BOLETIM TRABALHISTA – MP 927

BOLETIM TRABALHISTA – MP 927


Boletim Trabalhista – Almeida Guil24_03_Aglaw_herme – Banco de Horas – MP 927

Em relação a regularização de Banco de Horas já existente em empresa, mas que não possui instrumento formal junto ao sindicato da categoria sugerimos que a empresa aguarde esse momento delicado passar, e o Estado de Calamidade Pública ser revogado.

Tão logo cessado o tempo de estado de calamidade pública com efeitos até 31 de dezembro de 2020, reconhecido pelo Decreto Legislativo n. 6/2020, sugere-se que seja estabelecido contato com o sindicato da categoria para negociação específica.

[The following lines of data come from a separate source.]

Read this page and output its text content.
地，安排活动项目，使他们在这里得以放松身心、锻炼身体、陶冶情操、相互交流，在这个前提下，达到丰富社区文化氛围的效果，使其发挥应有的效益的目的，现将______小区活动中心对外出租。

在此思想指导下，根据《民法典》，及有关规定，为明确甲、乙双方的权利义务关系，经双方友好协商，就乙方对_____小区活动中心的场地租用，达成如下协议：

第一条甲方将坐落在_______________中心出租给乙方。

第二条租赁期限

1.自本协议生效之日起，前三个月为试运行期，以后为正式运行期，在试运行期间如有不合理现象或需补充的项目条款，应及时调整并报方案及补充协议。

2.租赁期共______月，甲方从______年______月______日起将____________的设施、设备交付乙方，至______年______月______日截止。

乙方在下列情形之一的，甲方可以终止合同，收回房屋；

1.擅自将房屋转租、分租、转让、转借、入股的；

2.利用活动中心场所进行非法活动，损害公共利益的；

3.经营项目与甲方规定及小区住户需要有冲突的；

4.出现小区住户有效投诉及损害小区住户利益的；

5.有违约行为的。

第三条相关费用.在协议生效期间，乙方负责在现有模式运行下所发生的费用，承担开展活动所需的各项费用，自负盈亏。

Cumpre ponderar que há aparente conflito entre a posição consolidada pelos Tribunais Regionais e Superior do Trabalho (TST) e a redação trazida pela CLT pela Reforma Trabalhista, dificultando o reconhecimento judicial de validade do banco de horas já existente, diante da ausência de regularização formal.

Explica-se.

É uníssona a posição dos Tribunais do Trabalho, bem como do TST, quanto à necessidade de instituição do banco de horas, por meio de instrumento coletivo de trabalho, Acordo Coletivo de Trabalho ou Convenção Coletiva de Trabalho, nos termos do inciso V da Súmula 85 do Tribunal Superior do Trabalho, cuja compensação de horas excedentes deverá ocorrer em até um ano.

Entretanto, há a possibilidade de implementação, por acordo individual – entre empregado e empregador – desde que a compensação das horas trabalhadas em excesso ocorra no prazo de 6 meses, conforme redação do § 5º, artigo 59 da CLT, que foi inserido pela chamada Reforma Trabalhista. In verbis:

“§ 5º O banco de horas de que trata o § 2o deste artigo poderá ser pactuado por acordo individual escrito, desde que a compensação ocorra no período máximo de seis meses. (Incluído pela Lei nº 13.467, de 2017)”.

Diante deste aparente conflito, mas para evitar discussões, orienta-se que o banco de horas estabelecido individualmente não exceda a compensação nos seis meses subsequentes ao trabalho extraordinário e, este, não excedente a duas horas diárias.

Independente do afirmado acima, durante o período declarado como “Calamidade Pública”, com base na MP 927, art. 14, sugere-se que a empresa estabeleça, via acordo individual, Banco de Horas específico para o período declarado como “Calamidade Pública”, em caráter de urgência, observando, pontualmente que: i.) “a compensação no prazo de até dezoito meses, contado da data de encerramento do estado de calamidade pública”, e, ii.) a “prorrogação da jornada em até duas horas, que não poderá exceder dez horas diárias”.